Abusa dell’amica ubriaca per poi lasciarla sul ciglio della strada: la decisione del giudice non lascia dubbi. La ricostruzione dell’accaduto è sconvolgente.
Ha approfittato delle precarie condizioni di un’amica, per abusare di lei mentre era in uno stato di annebbiamento dopo aver bevuto una birra e fumato una canna. Inevitabili le indagini sul caso di un 27enne, da qui le decisioni del giudice che si è espresso anche durante il secondo grado di giudizio.
Il giudice si è espresso e lo ha condannato anche nel secondo grado di giudizio. La conferma è arrivata anche in questa circostanza. Non mancano a tal proposito ulteriori dettagli sulla vicenda analizzati con evidenti difficoltà dalla vittima. Il ragazzo 27enne avrebbe abusato dell’amico mentre era non consapevole di quanto stava accadendo.
Il ragazzo di 27 anni è stato condannato alla pena di 5 anni e un mese per l’abuso ai danni dell’amica ubriaca. L’episodio risale al 26 maggio 2017, a distanza di anni è invece arrivata la sentenza di secondo grado. Il primo grado è stato confermato il 5 luglio 2021, ora il giudizio che conferma quanto deciso in precedenza dal Collegio del Tribunale di Rovigo. A riportare la notizia è Il Gazzettino.

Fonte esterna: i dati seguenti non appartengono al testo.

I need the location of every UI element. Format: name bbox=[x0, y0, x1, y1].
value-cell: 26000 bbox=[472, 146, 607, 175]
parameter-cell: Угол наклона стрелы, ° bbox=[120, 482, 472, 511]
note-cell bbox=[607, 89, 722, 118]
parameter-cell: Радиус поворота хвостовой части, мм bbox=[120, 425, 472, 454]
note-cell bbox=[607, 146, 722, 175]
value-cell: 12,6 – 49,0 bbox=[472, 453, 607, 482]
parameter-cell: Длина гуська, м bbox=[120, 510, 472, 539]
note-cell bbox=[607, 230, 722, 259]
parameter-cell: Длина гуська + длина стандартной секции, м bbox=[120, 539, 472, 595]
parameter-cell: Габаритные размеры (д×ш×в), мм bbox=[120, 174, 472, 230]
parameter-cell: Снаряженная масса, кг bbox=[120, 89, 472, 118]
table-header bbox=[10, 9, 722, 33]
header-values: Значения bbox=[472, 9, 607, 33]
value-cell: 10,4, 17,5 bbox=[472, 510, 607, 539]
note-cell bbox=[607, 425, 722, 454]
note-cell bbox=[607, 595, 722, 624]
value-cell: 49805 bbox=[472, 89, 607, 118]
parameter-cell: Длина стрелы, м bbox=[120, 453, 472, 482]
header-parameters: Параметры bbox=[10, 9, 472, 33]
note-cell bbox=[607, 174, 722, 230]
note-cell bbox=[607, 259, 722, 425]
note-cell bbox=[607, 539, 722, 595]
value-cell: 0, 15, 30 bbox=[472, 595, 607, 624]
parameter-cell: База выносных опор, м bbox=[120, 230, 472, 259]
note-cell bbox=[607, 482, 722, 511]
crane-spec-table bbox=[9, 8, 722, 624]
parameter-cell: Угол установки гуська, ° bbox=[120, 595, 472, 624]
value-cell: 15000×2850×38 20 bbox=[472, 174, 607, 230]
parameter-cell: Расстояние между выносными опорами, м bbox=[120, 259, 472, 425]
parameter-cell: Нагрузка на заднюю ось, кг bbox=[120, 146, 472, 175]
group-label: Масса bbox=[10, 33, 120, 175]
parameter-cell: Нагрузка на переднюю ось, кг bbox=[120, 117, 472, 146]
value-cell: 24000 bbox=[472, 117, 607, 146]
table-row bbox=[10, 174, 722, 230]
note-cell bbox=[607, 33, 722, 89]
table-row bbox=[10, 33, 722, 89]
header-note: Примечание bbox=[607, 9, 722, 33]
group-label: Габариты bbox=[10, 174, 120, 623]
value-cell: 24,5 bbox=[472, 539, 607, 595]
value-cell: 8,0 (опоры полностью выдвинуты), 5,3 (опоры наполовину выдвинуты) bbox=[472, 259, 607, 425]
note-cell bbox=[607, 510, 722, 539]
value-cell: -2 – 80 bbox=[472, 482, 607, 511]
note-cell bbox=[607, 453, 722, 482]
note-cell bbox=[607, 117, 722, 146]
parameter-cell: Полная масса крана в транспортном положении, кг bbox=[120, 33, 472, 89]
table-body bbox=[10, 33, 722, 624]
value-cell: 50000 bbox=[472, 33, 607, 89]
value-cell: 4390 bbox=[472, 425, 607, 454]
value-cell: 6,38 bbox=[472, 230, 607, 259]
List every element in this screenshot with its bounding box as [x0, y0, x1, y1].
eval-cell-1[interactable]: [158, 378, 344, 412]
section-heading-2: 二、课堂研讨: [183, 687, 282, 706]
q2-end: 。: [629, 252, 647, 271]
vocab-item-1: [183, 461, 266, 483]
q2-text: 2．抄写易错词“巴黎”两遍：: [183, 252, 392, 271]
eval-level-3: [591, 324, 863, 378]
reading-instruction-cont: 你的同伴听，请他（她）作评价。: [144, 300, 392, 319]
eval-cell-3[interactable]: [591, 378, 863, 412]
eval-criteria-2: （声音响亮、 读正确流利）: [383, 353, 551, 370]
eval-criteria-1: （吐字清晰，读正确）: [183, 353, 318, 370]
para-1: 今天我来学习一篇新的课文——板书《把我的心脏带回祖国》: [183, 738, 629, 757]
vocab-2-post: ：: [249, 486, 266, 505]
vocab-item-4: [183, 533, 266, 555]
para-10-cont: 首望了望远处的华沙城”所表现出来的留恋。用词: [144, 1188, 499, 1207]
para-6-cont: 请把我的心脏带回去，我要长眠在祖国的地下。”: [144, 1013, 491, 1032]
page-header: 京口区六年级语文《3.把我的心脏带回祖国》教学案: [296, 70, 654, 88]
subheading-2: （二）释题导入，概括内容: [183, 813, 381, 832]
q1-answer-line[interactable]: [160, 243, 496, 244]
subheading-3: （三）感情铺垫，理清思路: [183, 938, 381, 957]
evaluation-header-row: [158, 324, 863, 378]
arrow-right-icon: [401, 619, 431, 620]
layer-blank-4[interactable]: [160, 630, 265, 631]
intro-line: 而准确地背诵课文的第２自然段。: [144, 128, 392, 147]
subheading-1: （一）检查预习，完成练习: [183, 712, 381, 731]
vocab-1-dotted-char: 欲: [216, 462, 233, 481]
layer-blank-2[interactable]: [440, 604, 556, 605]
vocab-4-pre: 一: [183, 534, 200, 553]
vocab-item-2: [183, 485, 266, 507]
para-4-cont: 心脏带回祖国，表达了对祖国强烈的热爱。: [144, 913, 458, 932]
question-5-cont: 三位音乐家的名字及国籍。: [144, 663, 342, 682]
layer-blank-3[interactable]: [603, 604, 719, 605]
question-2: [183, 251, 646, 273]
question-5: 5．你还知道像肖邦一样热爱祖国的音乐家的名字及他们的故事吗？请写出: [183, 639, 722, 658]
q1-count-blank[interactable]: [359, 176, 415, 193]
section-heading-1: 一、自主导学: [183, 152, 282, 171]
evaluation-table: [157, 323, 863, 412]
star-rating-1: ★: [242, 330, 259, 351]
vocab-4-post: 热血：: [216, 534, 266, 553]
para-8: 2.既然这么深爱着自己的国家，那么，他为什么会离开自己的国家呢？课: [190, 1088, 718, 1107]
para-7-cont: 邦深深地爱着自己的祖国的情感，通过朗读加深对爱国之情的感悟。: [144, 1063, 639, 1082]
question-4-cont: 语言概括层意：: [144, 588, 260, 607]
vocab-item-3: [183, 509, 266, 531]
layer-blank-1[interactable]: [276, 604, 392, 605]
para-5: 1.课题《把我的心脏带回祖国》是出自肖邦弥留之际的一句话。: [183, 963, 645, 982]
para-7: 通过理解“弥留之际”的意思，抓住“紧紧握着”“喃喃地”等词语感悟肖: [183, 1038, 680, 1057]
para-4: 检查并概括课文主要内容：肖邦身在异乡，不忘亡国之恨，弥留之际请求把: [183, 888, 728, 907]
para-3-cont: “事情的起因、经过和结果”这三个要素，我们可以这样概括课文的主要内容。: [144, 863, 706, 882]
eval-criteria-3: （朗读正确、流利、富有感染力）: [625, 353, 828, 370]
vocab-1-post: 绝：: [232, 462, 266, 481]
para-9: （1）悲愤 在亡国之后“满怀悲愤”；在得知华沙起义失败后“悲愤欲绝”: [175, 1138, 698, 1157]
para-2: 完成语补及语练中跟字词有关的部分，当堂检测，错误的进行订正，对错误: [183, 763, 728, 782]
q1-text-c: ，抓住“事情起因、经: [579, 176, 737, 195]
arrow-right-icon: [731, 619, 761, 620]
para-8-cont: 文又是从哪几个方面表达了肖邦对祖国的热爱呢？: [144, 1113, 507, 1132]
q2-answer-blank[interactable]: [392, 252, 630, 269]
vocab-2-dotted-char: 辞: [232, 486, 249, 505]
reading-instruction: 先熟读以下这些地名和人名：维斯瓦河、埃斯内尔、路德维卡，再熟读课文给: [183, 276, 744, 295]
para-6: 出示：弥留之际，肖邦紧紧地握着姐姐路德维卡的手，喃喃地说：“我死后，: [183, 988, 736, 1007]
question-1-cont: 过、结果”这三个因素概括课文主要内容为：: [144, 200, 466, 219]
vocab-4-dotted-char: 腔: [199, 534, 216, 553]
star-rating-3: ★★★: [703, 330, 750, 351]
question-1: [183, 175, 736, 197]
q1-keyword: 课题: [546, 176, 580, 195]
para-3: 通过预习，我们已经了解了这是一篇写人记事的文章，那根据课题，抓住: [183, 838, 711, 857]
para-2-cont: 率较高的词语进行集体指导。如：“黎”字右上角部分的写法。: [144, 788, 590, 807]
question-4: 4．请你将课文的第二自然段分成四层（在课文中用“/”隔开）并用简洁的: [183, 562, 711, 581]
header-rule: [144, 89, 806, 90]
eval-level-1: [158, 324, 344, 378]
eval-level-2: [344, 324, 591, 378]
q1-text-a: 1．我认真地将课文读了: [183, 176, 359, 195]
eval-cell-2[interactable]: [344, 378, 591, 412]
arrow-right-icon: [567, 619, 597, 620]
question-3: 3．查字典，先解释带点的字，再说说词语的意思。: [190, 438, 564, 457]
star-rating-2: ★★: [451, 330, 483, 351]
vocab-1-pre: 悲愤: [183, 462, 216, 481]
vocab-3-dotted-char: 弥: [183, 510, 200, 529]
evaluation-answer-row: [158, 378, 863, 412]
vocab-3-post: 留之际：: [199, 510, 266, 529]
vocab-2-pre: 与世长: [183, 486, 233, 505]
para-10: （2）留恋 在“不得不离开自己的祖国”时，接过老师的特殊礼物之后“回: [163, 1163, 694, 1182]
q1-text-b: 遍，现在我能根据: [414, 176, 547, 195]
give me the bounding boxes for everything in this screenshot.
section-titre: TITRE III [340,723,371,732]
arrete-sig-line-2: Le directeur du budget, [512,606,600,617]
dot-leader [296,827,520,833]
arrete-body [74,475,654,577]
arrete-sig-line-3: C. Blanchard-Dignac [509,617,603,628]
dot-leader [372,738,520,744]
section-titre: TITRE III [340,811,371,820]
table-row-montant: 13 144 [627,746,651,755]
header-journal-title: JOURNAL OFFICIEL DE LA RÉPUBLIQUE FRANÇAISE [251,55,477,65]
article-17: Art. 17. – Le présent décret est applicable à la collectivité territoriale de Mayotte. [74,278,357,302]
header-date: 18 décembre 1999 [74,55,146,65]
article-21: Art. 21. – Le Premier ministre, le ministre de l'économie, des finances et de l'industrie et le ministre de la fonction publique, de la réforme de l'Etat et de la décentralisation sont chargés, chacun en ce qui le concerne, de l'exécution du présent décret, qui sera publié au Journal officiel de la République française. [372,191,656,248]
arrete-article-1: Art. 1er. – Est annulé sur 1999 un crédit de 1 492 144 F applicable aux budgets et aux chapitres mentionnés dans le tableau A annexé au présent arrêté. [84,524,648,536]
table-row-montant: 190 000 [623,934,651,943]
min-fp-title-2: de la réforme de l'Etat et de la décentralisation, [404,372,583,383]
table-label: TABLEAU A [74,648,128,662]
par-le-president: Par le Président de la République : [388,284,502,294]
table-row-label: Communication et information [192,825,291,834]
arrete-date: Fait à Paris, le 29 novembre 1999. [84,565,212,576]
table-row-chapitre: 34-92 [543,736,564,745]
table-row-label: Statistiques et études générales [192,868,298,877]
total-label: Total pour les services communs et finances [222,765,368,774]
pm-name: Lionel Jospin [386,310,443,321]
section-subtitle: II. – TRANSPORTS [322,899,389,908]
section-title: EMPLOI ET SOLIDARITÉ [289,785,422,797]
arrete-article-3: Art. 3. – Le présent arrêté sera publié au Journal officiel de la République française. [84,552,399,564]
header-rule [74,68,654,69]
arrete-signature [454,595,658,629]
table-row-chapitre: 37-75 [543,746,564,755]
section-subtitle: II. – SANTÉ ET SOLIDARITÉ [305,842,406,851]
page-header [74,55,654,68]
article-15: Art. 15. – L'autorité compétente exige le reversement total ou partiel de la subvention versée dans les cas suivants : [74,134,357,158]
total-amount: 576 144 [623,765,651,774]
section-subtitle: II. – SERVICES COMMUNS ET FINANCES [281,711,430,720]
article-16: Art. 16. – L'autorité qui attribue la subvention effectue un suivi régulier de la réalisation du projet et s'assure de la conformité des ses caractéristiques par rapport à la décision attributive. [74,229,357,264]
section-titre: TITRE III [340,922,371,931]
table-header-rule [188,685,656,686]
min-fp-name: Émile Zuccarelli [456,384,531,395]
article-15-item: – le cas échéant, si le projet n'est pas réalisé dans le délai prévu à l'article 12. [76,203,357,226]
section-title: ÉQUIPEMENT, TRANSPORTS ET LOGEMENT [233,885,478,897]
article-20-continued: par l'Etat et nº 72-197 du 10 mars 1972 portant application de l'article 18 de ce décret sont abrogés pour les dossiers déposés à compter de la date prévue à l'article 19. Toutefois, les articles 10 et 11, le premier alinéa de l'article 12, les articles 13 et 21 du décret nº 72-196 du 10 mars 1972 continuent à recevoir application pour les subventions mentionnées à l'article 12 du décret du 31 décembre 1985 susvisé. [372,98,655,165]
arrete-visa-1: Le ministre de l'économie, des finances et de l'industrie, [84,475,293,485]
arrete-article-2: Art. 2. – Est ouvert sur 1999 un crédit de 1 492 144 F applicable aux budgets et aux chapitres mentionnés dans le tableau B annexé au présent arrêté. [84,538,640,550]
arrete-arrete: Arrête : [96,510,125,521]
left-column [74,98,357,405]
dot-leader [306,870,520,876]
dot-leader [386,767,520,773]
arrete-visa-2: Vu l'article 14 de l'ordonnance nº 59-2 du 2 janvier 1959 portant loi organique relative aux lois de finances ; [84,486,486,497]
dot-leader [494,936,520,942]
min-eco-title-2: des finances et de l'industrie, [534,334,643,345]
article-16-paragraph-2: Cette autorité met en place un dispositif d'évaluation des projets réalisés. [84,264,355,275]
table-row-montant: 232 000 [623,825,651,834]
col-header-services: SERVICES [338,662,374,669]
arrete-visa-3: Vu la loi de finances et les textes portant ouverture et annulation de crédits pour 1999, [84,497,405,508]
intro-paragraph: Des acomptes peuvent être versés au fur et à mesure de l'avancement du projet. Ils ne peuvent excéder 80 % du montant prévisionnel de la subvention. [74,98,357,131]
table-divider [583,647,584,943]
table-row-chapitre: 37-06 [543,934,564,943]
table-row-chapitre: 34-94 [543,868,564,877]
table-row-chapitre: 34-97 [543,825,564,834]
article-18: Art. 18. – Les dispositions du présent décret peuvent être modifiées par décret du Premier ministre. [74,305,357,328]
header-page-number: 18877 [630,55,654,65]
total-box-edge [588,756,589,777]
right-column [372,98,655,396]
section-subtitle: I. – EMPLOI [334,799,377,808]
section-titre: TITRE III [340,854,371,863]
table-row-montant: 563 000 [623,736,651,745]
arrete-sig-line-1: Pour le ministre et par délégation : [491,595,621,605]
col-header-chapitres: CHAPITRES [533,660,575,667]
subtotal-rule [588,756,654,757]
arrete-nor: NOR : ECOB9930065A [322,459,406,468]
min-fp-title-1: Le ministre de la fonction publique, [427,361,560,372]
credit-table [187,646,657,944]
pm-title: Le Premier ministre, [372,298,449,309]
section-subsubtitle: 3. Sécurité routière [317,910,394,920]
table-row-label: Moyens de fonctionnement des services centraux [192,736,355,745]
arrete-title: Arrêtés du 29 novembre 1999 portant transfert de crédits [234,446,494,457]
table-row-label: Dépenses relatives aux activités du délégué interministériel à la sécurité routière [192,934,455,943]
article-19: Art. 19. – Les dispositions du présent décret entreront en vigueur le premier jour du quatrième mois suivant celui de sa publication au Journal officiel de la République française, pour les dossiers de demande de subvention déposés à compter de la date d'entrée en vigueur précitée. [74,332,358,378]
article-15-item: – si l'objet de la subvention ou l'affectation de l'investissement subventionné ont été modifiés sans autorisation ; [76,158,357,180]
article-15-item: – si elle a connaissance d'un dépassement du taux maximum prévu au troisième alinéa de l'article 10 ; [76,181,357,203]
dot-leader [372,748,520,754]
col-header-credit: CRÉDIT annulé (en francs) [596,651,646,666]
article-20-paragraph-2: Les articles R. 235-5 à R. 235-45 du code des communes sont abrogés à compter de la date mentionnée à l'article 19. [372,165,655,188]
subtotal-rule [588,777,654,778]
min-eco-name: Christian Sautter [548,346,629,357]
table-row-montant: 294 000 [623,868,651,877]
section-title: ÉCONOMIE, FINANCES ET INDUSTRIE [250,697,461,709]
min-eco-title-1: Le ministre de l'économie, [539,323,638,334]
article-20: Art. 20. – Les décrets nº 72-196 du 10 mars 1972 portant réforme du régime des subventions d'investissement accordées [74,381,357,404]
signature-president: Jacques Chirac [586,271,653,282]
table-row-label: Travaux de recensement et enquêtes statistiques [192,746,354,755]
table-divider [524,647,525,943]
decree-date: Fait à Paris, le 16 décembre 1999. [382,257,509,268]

Le indagini avrebbero analizzato quanto racconto dalla vittima, con tanto di accertamenti dopo l’episodio accaduto. La giovane avrebbe bevuto prima una birra e poi fumato una canna, successivamente si sarebbe invece sentita male, perdendo quasi conoscenza. Ed è proprio in quel caso che il 27enne avrebbe consumato un rapporto sessuale con la giovane quasi svenuta. Ma non finisce qui perché la storia va oltre.
L’uomo avrebbe cercato di far riprendere la ragazza, ma non ricevendo alcun segnale l’avrebbe lasciata vicino casa di una sua zia. Sul ciglio della strada, in evidenti precarie condizioni, è stata subito soccorsa. Adesso non resta che attendere l’eventuale pronunciamento della Cassazione per la sentenza definitiva. L’ipotesi di reato è quella di violenza sessuale.
Dopo qualche momento di paura, infatti, la giovane avrebbe inviato la posizione sul cellulare del fratello, da qui la chiamata dei soccorsi. Proprio grazie alla ricostruzione della vittima, pur ricordando frammentariamente alcuni momenti di quanto accaduto, l’accusa avrebbe analizzato il terribile episodio. Insieme alla condanna, inoltre, conferma anche in Appello la richiesta di un risarcimento pari a 15mila euro. Adesso bisognerà comprendere se ci sarà il ricorso alla Corte di Cassazione.